‘Şeyh Said ve Hakikat Çalıştayı’nın sonuç bildirisi yayınlandı: Mezar yeri açıklanmalı

29-06-2025
Rûdaw
Etiketler Şeyh Said İdam Çalıştay Diyarbakır Sonuç bildirisi
A+ A-

Haber Merkezi – 25 Haziran 2025’de Diyarbakır’da, Şeyh Said Derneği öncülüğünde, “1925 – 100. Yıl Hakikat, Adalet ve Barış" başlıklı çalıştay düzenlendi.

DEM Parti milletvekilleri ile Diyarbakır Büyükşehir Belediyesi Eş Başkanı Doğan Hatun’un katıldığı çalıştayın sonuç bildirisi yayınlandı.

Bildiride Şeyh Said’in mezar yerinin açıklanması talep edilerek, "Şeyh Said ve arkadaşlarına yönelik adaletsiz yargılamaların ve idamların tarihsel sorumluluğu kabul edilmelidir. Mezar yerleri açıklanmalı ve bu konuda ailelere ve topluma saygı gösterilmelidir’’ denildi. Bildiride şu ifadeler yer aldı:

"29 Haziran 1925’te Diyarbakır Dağkapı Meydanı’nda, Şeyh Said ve 47 dava arkadaşının Sözde İstiklal Mahkemesi kararıyla idam edilmelerinin üzerinden tam 100 yıl geçti.

Bu vesileyle; Şeyh Said ve dava arkadaşlarını rahmet, saygı ve minnetle anıyor, onların mücadelesinin tarihsel ve toplumsal anlamını bir kez daha kamuoyunun vicdanına sunuyoruz.

Geçtiğimiz hafta, 100 yıl; Hakikat, Adalet ve Barış Çalıştayı Şeyh Said Derneği öncülüğünde, ÖHD Amed Şubesi, İHD Amed Şubesi ve Diyarbakır Barosu kurumların katkı ve destekleriyle düzenlenmiştir. Çalıştay kapsamında, Cumhuriyet’in 100 yıllık geçmişi, Şeyh Said hareketi ve idam süreci, mezarsızlık sorunu, demokratik toplum ve barış çağrısı ayrıntılarıyla tartışılmıştır.

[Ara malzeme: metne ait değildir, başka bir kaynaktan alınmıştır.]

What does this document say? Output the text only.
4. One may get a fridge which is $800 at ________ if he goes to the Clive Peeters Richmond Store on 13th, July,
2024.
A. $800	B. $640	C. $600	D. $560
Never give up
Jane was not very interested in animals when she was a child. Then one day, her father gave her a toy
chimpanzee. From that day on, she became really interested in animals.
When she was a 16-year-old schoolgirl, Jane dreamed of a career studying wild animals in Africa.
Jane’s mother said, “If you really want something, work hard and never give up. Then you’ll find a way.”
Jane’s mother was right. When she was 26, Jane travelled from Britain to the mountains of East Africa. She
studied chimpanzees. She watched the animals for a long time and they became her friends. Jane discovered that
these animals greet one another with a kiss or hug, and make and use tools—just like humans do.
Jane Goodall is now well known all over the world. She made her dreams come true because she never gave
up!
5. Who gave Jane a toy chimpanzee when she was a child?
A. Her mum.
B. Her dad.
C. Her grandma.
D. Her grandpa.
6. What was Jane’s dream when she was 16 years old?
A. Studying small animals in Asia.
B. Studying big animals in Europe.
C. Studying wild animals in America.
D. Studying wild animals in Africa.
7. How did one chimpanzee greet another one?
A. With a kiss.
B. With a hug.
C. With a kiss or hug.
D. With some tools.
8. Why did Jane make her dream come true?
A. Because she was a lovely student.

‘’Muhakkak mücadelem milletim ve dinim içindir’’

Cumhuriyet’in ilanıyla birlikte benimsenen katı merkeziyetçi ve tekçi devlet politikaları, Anadolu’nun çok kültürlü ve çok kimlikli toplumsal yapısını görmezden gelmiş, bu durum halklar arasında ciddi ayrışmalara ve adaletsizliklere yol açmıştır. Şeyh Said hareketi, bu baskıcı ve dışlayıcı politikaların sonucunda doğmuş; Kürt halkının kimliğine, inancına, kültürüne ve iradesine yönelik yok saymaya karşı, ahlaki, dini ve toplumsal bir duruşun ifadesi olmuştur.

İdam sehpasına giderken, Şeyh Said’nin şu sözü tarihe bir hakikat ve vakar mührü olarak düşmüştür:

“Değersiz dallarda asılmama pervam yoktur. Muhakkak mücadelem milletim ve dinim içindir.”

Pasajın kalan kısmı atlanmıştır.